In a previous phase 2 trial, axitinib was active and well tolerated in patients with advanced thyroid cancer. In this second phase 2 trial, the efficacy and safety of axitinib were evaluated further in this population, and pharmacokinetic/pharmacodynamic relationships and patient-reported outcomes were assessed.
Patients (N = 52) with metastatic or unresectable, locally advanced medullary or differentiated thyroid cancer that was refractory or not amenable to iodine-131 received a starting dose of axitinib 5 mg twice daily.
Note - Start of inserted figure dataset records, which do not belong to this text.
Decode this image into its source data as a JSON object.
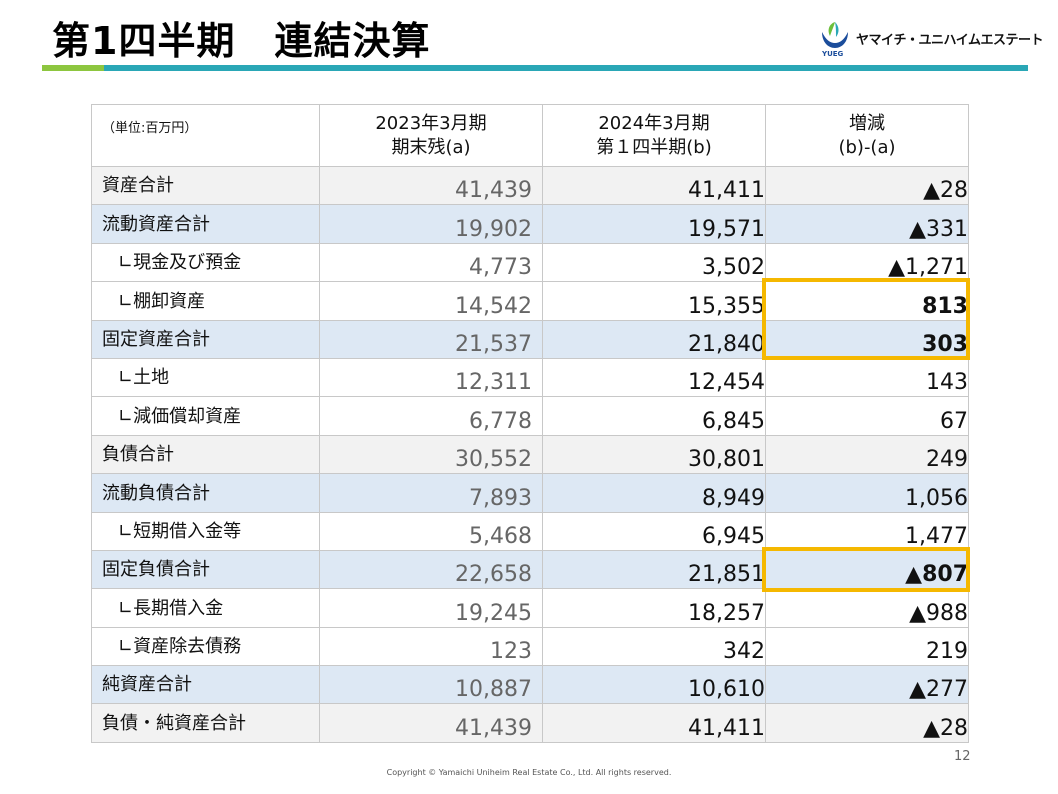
{
  "title": "第1四半期　連結決算",
  "logo": {
    "company": "ヤマイチ・ユニハイムエステート",
    "mark": "YUEG",
    "colors": {
      "blue": "#1b4d9b",
      "green": "#6cbf3b"
    }
  },
  "table": {
    "unit_label": "（単位:百万円）",
    "headers": [
      {
        "line1": "2023年3月期",
        "line2": "期末残(a)"
      },
      {
        "line1": "2024年3月期",
        "line2": "第１四半期(b)"
      },
      {
        "line1": "増減",
        "line2": "(b)-(a)"
      }
    ],
    "rows": [
      {
        "label": "資産合計",
        "sub": false,
        "style": "gray",
        "a": "41,439",
        "b": "41,411",
        "diff": "▲28",
        "bold": false
      },
      {
        "label": "流動資産合計",
        "sub": false,
        "style": "blue",
        "a": "19,902",
        "b": "19,571",
        "diff": "▲331",
        "bold": false
      },
      {
        "label": "∟現金及び預金",
        "sub": true,
        "style": "white",
        "a": "4,773",
        "b": "3,502",
        "diff": "▲1,271",
        "bold": false
      },
      {
        "label": "∟棚卸資産",
        "sub": true,
        "style": "white",
        "a": "14,542",
        "b": "15,355",
        "diff": "813",
        "bold": true
      },
      {
        "label": "固定資産合計",
        "sub": false,
        "style": "blue",
        "a": "21,537",
        "b": "21,840",
        "diff": "303",
        "bold": true
      },
      {
        "label": "∟土地",
        "sub": true,
        "style": "white",
        "a": "12,311",
        "b": "12,454",
        "diff": "143",
        "bold": false
      },
      {
        "label": "∟減価償却資産",
        "sub": true,
        "style": "white",
        "a": "6,778",
        "b": "6,845",
        "diff": "67",
        "bold": false
      },
      {
        "label": "負債合計",
        "sub": false,
        "style": "gray",
        "a": "30,552",
        "b": "30,801",
        "diff": "249",
        "bold": false
      },
      {
        "label": "流動負債合計",
        "sub": false,
        "style": "blue",
        "a": "7,893",
        "b": "8,949",
        "diff": "1,056",
        "bold": false
      },
      {
        "label": "∟短期借入金等",
        "sub": true,
        "style": "white",
        "a": "5,468",
        "b": "6,945",
        "diff": "1,477",
        "bold": false
      },
      {
        "label": "固定負債合計",
        "sub": false,
        "style": "blue",
        "a": "22,658",
        "b": "21,851",
        "diff": "▲807",
        "bold": true
      },
      {
        "label": "∟長期借入金",
        "sub": true,
        "style": "white",
        "a": "19,245",
        "b": "18,257",
        "diff": "▲988",
        "bold": false
      },
      {
        "label": "∟資産除去債務",
        "sub": true,
        "style": "white",
        "a": "123",
        "b": "342",
        "diff": "219",
        "bold": false
      },
      {
        "label": "純資産合計",
        "sub": false,
        "style": "blue",
        "a": "10,887",
        "b": "10,610",
        "diff": "▲277",
        "bold": false
      },
      {
        "label": "負債・純資産合計",
        "sub": false,
        "style": "gray",
        "a": "41,439",
        "b": "41,411",
        "diff": "▲28",
        "bold": false
      }
    ]
  },
  "highlight_color": "#f5b800",
  "page_number": "12",
  "copyright": "Copyright © Yamaichi Uniheim Real Estate Co., Ltd. All rights reserved."
}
The primary endpoint was the objective response rate (ORR). Secondary endpoints included progression-free survival (PFS), overall survival (OS), safety, pharmacokinetic parameters, and patient-reported outcomes assessed with the MD Anderson Symptom Inventory questionnaire.
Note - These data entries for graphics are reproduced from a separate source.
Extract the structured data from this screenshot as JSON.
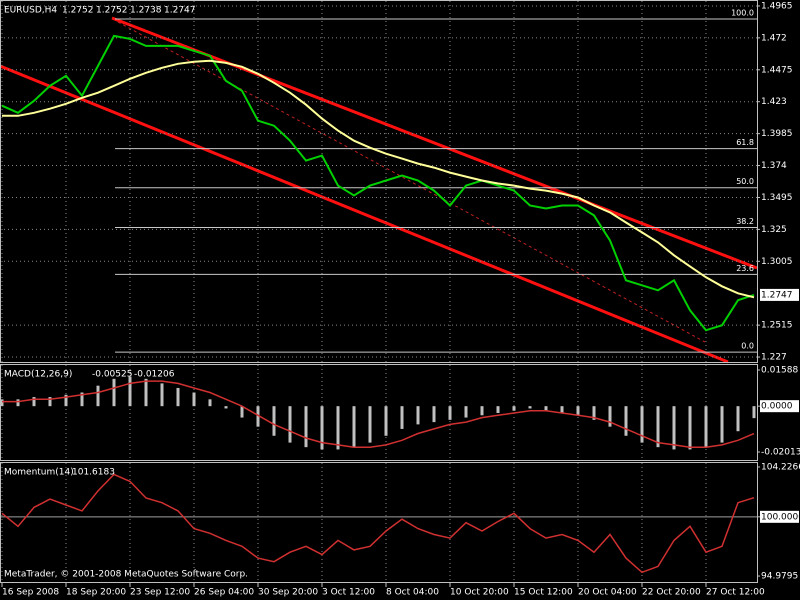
{
  "header": {
    "symbol": "EURUSD,H4",
    "ohlc": [
      1.2752,
      1.2752,
      1.2738,
      1.2747
    ]
  },
  "chart_data": [
    {
      "type": "price",
      "categories": [
        "16 Sep 2008",
        null,
        null,
        null,
        "18 Sep 20:00",
        null,
        null,
        null,
        "23 Sep 12:00",
        null,
        null,
        null,
        "26 Sep 04:00",
        null,
        null,
        null,
        "30 Sep 20:00",
        null,
        null,
        null,
        "3 Oct 12:00",
        null,
        null,
        null,
        "8 Oct 04:00",
        null,
        null,
        null,
        "10 Oct 20:00",
        null,
        null,
        null,
        "15 Oct 12:00",
        null,
        null,
        null,
        "20 Oct 04:00",
        null,
        null,
        null,
        "22 Oct 20:00",
        null,
        null,
        null,
        "27 Oct 12:00",
        null,
        null,
        null
      ],
      "series": [
        {
          "color": "#00d000",
          "values": [
            1.4199,
            1.4145,
            1.4237,
            1.4352,
            1.4429,
            1.4276,
            1.4505,
            1.4735,
            1.4712,
            1.4658,
            1.4658,
            1.4658,
            1.462,
            1.4582,
            1.439,
            1.4314,
            1.4084,
            1.4046,
            1.3931,
            1.3778,
            1.3816,
            1.3586,
            1.351,
            1.3586,
            1.3625,
            1.3663,
            1.3625,
            1.3548,
            1.3433,
            1.3586,
            1.3625,
            1.3586,
            1.3548,
            1.3433,
            1.341,
            1.3433,
            1.3433,
            1.3357,
            1.3165,
            1.2859,
            1.2821,
            1.2782,
            1.2859,
            1.2629,
            1.2476,
            1.2514,
            1.2706,
            1.2747
          ]
        },
        {
          "color": "#ffff99",
          "values": [
            1.4122,
            1.4122,
            1.4145,
            1.4176,
            1.4214,
            1.426,
            1.4299,
            1.4352,
            1.4406,
            1.4452,
            1.449,
            1.4521,
            1.4536,
            1.4544,
            1.4528,
            1.4498,
            1.4444,
            1.4375,
            1.4299,
            1.4207,
            1.41,
            1.4008,
            1.3931,
            1.3877,
            1.3831,
            1.3793,
            1.3755,
            1.3724,
            1.3686,
            1.3655,
            1.3625,
            1.3602,
            1.3586,
            1.3563,
            1.3548,
            1.3525,
            1.3495,
            1.3433,
            1.338,
            1.3303,
            1.3227,
            1.315,
            1.3051,
            1.2966,
            1.2882,
            1.2813,
            1.2759,
            1.2729
          ]
        }
      ],
      "ylim": [
        1.2232,
        1.5003
      ],
      "yticks": [
        1.4965,
        1.472,
        1.4475,
        1.423,
        1.3985,
        1.374,
        1.3495,
        1.325,
        1.3005,
        1.2515,
        1.227
      ],
      "last_price": 1.2747,
      "fib_levels": [
        {
          "value": 1.4865,
          "label": "100.0"
        },
        {
          "value": 1.387,
          "label": "61.8"
        },
        {
          "value": 1.357,
          "label": "50.0"
        },
        {
          "value": 1.3264,
          "label": "38.2"
        },
        {
          "value": 1.2905,
          "label": "23.6"
        },
        {
          "value": 1.2308,
          "label": "0.0"
        }
      ]
    },
    {
      "type": "macd",
      "title": "MACD(12,26,9)",
      "readings": [
        -0.00525,
        -0.01206
      ],
      "histogram": {
        "color": "#c0c0c0",
        "values": [
          0.003,
          0.003,
          0.004,
          0.004,
          0.005,
          0.006,
          0.009,
          0.012,
          0.013,
          0.012,
          0.01,
          0.008,
          0.006,
          0.003,
          -0.001,
          -0.005,
          -0.009,
          -0.013,
          -0.016,
          -0.018,
          -0.019,
          -0.019,
          -0.018,
          -0.016,
          -0.013,
          -0.01,
          -0.008,
          -0.007,
          -0.006,
          -0.005,
          -0.004,
          -0.003,
          -0.002,
          -0.001,
          -0.002,
          -0.003,
          -0.004,
          -0.006,
          -0.009,
          -0.013,
          -0.016,
          -0.018,
          -0.019,
          -0.019,
          -0.018,
          -0.016,
          -0.011,
          -0.00525
        ]
      },
      "signal": {
        "color": "#d03030",
        "values": [
          0.002,
          0.002,
          0.003,
          0.003,
          0.004,
          0.005,
          0.006,
          0.008,
          0.01,
          0.011,
          0.011,
          0.01,
          0.008,
          0.006,
          0.003,
          0.0,
          -0.004,
          -0.008,
          -0.011,
          -0.014,
          -0.016,
          -0.017,
          -0.018,
          -0.018,
          -0.017,
          -0.015,
          -0.012,
          -0.01,
          -0.008,
          -0.007,
          -0.005,
          -0.004,
          -0.003,
          -0.002,
          -0.002,
          -0.003,
          -0.004,
          -0.005,
          -0.007,
          -0.01,
          -0.013,
          -0.016,
          -0.017,
          -0.018,
          -0.018,
          -0.017,
          -0.015,
          -0.01206
        ]
      },
      "ylim": [
        -0.02364,
        0.01808
      ],
      "yticks": [
        0.01588,
        {
          "value": 0,
          "label": "0.0000"
        },
        -0.02013
      ]
    },
    {
      "type": "momentum",
      "title": "Momentum(14)",
      "reading": 101.6183,
      "series": [
        {
          "color": "#d03030",
          "values": [
            100.3,
            99.2,
            100.8,
            101.5,
            101.0,
            100.5,
            102.2,
            103.6,
            103.0,
            101.6,
            101.2,
            100.5,
            99.0,
            98.6,
            98.0,
            97.5,
            96.5,
            96.2,
            97.0,
            97.5,
            96.8,
            98.0,
            97.2,
            97.5,
            98.8,
            99.8,
            99.0,
            98.5,
            98.2,
            99.5,
            98.8,
            99.6,
            100.3,
            99.0,
            98.2,
            98.5,
            98.0,
            97.0,
            98.5,
            96.5,
            95.3,
            95.8,
            98.0,
            99.2,
            97.0,
            97.5,
            101.2,
            101.6183
          ]
        }
      ],
      "level": 100,
      "ylim": [
        94.475,
        104.563
      ],
      "yticks": [
        104.2266,
        {
          "value": 100,
          "label": "100.0000"
        },
        94.9795
      ]
    }
  ],
  "footer": "MetaTrader, © 2001-2008 MetaQuotes Software Corp."
}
The overall ORR was 35% (18 partial responses), and 18 patients had stable disease for ≥16 weeks. The median PFS was 16.1 months, and the median OS was 27.2 months. All-causality, grade ≥3 adverse events (>5%) were fatigue, dyspnea, diarrhea, decreased weight, pain in extremity, hypertension, decreased appetite, palmar-plantar erythrodysesthesia, hypocalcemia, and myalgia. Patients who had greater axitinib exposure had a longer median PFS. Quality of life was maintained during treatment with axitinib, and no significant deterioration in symptoms or interference in daily life caused by symptoms, assessed on MD Anderson Symptom Inventory subscales, were observed.
Axitinib has activity and a manageable safety profile while maintaining quality of life, and it represents an additional treatment option for patients with advanced thyroid cancer.
在先前的一项2期试验中,阿昔替尼对晚期甲状腺癌患者有效且耐受性良好。在这项第二项2期试验中,对该人群进一步评估了阿昔替尼的疗效和安全性,并评估了药代动力学/药效学关系以及患者报告的结局。
52例转移性或不可切除的局部晚期髓样或分化型甲状腺癌患者,这些患者对碘-131难治或不适用,接受阿昔替尼起始剂量5mg,每日两次。主要终点是客观缓解率(ORR)。次要终点包括无进展生存期(PFS)、总生存期(OS)、安全性、药代动力学参数以及使用MD安德森症状量表问卷评估的患者报告结局。
总体ORR为35%(18例部分缓解),18例患者疾病稳定≥16周。中位PFS为16.1个月,中位OS为27.2个月。所有原因导致的≥3级不良事件(>5%)为疲劳、呼吸困难、腹泻、体重减轻、肢体疼痛、高血压、食欲减退、手足红斑感觉异常、低钙血症和肌痛。阿昔替尼暴露量较高的患者中位PFS更长。在阿昔替尼治疗期间生活质量得以维持,在MD安德森症状量表各分量表上评估,未观察到症状有显著恶化或症状对日常生活造成干扰。
阿昔替尼具有活性且安全性可控,同时维持生活质量,它是晚期甲状腺癌患者的又一种治疗选择。